Supermarkets and petrol stations hardest hit as lacklustre pay growth and rising inflation dent spending power
High street sales slumped last month, pushing the UK retail sector to its lowest growth rate in four years for the three months to the end of September as the impact of rising inflation and sluggish wage growth dented consumer spending power.
Official figures showed the amount of goods bought by consumers fell 0.8% in September and set the UK on course for a period of slow growth in the run-up to Christmas.
With only a fortnight before the Bank of England considers raising interest rates for the first time in 10 years, analysts said there was a downbeat trend in retail sales after the rate of growth in the third quarter fell to its lowest since 2013.
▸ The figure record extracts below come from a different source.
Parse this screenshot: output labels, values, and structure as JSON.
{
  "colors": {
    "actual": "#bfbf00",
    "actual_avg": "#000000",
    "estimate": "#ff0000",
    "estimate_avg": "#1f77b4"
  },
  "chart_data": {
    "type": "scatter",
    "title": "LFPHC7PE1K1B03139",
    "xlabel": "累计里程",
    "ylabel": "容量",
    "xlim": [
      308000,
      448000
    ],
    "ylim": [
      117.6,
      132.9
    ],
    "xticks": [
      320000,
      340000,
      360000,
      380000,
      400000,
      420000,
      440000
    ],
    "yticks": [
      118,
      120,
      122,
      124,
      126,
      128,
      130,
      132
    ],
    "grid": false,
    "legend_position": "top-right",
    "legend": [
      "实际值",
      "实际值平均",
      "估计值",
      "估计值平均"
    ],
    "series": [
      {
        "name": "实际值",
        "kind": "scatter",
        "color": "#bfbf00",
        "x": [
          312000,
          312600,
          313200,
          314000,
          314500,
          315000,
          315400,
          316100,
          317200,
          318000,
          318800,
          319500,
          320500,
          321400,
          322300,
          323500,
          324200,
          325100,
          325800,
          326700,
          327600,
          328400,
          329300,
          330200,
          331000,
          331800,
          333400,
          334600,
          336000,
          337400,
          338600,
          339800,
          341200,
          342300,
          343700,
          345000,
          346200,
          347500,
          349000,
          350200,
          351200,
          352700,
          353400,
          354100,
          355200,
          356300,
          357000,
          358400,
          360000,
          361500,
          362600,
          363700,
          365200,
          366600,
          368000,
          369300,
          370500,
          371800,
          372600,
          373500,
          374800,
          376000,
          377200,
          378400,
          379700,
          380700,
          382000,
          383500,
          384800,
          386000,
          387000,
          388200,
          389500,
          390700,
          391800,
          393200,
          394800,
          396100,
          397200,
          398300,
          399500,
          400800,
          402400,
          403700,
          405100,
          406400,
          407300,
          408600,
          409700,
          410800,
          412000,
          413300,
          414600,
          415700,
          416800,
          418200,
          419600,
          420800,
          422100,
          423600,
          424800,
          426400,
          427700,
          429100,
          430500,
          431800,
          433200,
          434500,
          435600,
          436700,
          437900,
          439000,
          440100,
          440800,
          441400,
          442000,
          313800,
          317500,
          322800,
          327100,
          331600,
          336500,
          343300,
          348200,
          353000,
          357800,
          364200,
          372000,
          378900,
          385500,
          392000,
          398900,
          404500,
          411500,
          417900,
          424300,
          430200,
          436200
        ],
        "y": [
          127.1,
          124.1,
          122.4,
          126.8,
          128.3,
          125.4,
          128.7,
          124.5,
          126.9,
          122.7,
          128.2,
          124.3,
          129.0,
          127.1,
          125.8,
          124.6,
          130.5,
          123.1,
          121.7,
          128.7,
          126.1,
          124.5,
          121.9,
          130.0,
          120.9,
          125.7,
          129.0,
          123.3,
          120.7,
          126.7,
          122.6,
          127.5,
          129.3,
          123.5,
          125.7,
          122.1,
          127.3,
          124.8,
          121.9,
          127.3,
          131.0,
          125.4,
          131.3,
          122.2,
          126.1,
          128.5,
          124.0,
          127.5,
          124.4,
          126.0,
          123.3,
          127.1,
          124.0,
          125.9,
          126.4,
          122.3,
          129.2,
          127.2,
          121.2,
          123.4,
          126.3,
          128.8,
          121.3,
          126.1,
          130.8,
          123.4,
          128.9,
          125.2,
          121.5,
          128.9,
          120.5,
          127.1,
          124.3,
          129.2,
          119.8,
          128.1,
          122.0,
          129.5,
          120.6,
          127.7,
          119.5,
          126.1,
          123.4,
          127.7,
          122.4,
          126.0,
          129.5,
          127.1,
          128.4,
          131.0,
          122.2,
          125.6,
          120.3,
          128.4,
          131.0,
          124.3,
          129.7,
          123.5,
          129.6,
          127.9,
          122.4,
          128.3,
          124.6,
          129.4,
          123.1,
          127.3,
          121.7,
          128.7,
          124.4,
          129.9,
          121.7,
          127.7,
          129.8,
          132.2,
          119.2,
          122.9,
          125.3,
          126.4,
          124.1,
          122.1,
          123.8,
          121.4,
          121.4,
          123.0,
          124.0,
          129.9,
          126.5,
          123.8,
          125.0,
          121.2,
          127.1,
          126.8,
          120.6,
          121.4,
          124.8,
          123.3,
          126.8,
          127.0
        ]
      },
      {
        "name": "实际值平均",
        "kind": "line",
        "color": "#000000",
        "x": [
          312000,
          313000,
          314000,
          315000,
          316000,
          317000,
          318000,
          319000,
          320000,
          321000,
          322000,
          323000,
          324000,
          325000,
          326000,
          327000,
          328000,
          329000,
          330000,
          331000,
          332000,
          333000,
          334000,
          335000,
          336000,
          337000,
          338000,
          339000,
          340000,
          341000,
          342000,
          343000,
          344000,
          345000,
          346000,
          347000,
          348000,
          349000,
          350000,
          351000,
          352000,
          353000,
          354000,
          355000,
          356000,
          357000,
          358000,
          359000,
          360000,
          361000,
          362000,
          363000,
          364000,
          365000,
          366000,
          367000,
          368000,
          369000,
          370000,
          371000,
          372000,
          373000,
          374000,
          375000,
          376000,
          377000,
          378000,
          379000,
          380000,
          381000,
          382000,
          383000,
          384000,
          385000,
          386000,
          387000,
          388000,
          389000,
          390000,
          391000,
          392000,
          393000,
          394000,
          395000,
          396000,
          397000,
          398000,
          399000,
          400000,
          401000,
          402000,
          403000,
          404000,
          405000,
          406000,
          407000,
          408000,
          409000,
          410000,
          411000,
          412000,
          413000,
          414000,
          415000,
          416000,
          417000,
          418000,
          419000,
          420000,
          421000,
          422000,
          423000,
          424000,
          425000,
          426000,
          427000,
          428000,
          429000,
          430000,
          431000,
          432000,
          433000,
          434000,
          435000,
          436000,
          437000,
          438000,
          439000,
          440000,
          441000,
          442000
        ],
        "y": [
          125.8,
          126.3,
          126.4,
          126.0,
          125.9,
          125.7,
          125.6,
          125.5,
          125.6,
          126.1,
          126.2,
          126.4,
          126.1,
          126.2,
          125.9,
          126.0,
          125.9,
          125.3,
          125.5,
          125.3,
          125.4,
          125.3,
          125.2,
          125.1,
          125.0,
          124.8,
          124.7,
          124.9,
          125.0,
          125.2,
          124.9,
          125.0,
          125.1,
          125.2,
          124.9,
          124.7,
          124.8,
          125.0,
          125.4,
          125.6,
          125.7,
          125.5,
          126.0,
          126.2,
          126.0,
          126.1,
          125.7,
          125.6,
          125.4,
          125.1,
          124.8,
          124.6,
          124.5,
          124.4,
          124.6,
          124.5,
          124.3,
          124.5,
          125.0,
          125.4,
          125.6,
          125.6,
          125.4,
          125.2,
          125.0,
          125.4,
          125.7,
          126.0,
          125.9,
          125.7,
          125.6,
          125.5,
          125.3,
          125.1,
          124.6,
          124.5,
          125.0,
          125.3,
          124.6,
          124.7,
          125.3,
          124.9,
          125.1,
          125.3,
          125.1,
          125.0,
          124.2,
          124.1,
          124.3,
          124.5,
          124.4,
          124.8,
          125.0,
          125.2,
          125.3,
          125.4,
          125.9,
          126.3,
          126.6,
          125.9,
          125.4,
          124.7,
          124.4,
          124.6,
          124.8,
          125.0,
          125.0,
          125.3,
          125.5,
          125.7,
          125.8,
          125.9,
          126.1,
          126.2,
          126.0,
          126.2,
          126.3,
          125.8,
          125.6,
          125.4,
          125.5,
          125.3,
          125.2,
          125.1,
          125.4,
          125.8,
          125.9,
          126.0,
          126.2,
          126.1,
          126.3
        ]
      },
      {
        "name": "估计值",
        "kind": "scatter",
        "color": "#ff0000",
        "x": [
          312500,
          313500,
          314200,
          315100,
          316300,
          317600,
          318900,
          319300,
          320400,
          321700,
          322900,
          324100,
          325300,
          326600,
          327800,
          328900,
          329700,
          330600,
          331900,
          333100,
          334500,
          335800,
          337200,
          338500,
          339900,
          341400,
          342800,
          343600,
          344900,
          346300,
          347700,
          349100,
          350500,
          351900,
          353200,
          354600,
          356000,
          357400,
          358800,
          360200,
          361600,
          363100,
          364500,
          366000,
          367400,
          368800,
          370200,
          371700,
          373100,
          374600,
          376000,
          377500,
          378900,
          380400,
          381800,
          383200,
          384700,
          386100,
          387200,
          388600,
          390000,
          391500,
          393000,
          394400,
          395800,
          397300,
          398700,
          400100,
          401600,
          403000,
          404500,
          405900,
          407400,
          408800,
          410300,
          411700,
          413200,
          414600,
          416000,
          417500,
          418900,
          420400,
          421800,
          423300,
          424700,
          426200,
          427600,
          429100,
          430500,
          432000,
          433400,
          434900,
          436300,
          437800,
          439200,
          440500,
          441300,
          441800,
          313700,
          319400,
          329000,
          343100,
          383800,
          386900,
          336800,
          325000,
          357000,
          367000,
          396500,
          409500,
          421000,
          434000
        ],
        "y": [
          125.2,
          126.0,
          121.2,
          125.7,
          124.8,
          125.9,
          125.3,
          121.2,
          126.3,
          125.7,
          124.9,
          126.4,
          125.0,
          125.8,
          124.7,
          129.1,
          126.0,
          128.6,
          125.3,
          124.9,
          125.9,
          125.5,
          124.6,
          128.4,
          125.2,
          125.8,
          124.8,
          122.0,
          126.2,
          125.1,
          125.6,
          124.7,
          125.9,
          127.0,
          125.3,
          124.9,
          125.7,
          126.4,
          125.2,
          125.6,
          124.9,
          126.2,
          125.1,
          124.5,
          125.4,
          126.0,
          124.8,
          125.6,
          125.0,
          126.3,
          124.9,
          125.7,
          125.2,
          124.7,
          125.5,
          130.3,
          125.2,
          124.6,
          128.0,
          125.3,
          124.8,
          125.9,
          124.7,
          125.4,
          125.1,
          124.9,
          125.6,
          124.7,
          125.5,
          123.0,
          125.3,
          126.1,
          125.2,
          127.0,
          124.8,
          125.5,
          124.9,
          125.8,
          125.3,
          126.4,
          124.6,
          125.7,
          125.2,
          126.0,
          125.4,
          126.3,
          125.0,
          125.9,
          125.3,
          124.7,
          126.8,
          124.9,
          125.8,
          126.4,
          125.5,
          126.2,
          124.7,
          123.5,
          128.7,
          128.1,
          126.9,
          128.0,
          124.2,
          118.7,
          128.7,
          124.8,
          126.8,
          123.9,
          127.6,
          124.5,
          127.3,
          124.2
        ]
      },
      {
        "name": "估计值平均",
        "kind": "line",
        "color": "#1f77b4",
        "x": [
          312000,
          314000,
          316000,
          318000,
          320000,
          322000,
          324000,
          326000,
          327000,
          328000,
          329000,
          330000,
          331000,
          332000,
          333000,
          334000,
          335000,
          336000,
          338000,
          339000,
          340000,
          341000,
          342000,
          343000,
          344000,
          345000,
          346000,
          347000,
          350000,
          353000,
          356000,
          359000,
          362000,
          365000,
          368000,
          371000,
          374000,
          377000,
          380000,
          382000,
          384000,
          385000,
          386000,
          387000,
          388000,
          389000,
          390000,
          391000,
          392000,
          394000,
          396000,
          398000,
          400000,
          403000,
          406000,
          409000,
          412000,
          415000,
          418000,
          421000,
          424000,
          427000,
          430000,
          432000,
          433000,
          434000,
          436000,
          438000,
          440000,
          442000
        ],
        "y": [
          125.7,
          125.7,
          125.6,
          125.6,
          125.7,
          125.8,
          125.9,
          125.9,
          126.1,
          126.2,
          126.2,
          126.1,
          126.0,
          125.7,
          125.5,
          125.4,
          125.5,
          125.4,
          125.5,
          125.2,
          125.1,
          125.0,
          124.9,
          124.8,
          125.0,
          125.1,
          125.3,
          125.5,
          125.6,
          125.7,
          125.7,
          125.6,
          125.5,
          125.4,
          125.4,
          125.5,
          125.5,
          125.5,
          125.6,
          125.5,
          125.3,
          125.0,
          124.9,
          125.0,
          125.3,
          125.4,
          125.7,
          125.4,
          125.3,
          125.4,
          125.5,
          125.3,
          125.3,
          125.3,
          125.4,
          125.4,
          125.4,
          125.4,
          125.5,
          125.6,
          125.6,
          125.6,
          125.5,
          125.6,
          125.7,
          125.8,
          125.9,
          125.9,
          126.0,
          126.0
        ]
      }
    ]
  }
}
Year-on-year sales volumes were up just 1.5% in the past three months, compared with about 4% annual growth between 2014 and 2016.
Andrew Sentance, a senior economic adviser to the consultancy PwC, said the slowdown could be blamed on an inflationary squeeze that has seen real wages fall for most of the year.
“Prices of goods bought in shops, at petrol stations and online in September were 3.3% up on a year ago, whereas only a year ago they were falling by 1%,” he said.
“This surge in inflation, which mainly reflects the fall in sterling since the European Union referendum vote, is squeezing consumers and holding back the growth of retail spending in volume terms.”
Supermarkets and food retailers, department stores and petrol stations were hardest hit. Clothes shops, by contrast, generated 7% sales growth with their autumn collections.
Sales of computer games, mobile phones and laptops also suffered, leading analysts to speculate that consumers were pausing their spending ahead of the Black Friday discounting period in November and Christmas. A delay in the launch of the iPhone 8 may also have hurt smartphone sales.
Bank of England officials are expected to brush aside the weaker sales figures when they consider raising interest rates at their next meeting on 2 November.
Signals from a majority of members of the monetary policy committee in recent months have indicated that the central bank will reverse the 0.25% cut made in August last year after the Brexit vote.
With wages growth stuck at 2.2% and the consumer prices index measure of inflation at 3%, high street spending is likely to remain lacklustre for the rest of the year.
Laith Khalaf, a senior analyst at the stockbroker Hargreaves Lansdown, said: “The latest figures will give the Bank of England further food for thought when it comes to their impending decision on interest rates. Indeed, a nasty case of indigestion is probably warranted.
“The Bank doesn’t want to apply the brakes to consumer spending if it is slowing down of its own accord already, though it does want to curb inflation and the glut in consumer borrowing.”
Jeremy Cook, the chief economist at the money broker WorldFirst, said the September results raised uncomfortable questions about where UK growth will emerge from in the last three months of the year.
“Consumption is the engine of the UK economy and the retail sector which, hammered by a weak pound, tighter margins and customers beset by real wage declines, are in the eye of the storm,” he said.
“We will find out in the coming months whether this is consumers holding off on purchases in preparation for Christmas, or whether the Bank of England’s messaging on interest rate rises has been enough to keep some hands in pockets.
“We can but hope that this weakening sales pattern is also bringing about a slowing of the consumer credit expansion; retail sales in the past have been powered by a ‘buy-now-pay-later’ mentality and we continue to worry about a ‘buy-now-default-later’ reality.”
The value of sales dropped by 0.5% month on month, reflecting the fact that consumers had to spend more to buy the same quantity of goods.
Almost all of the 1.2% growth over the past year has come from improving online sales as consumer seek bargains away from the high street.
Ian Geddes, the head of retail at the consultancy Deloitte, said: “Online sales values have increased by 14% year on year. It now accounts for 17% of all retail spending, with consumers spending £1.2bn a week.
“Recent company results have shown that online marketplaces have performed particularly well. We expect they are likely to continue to see sales growth in the coming months.
“Consumers like the convenience of being able to shop for big-name brands and niche labels all from the same online portal, as evident by the 40% growth in online sales of clothing and footwear this month.”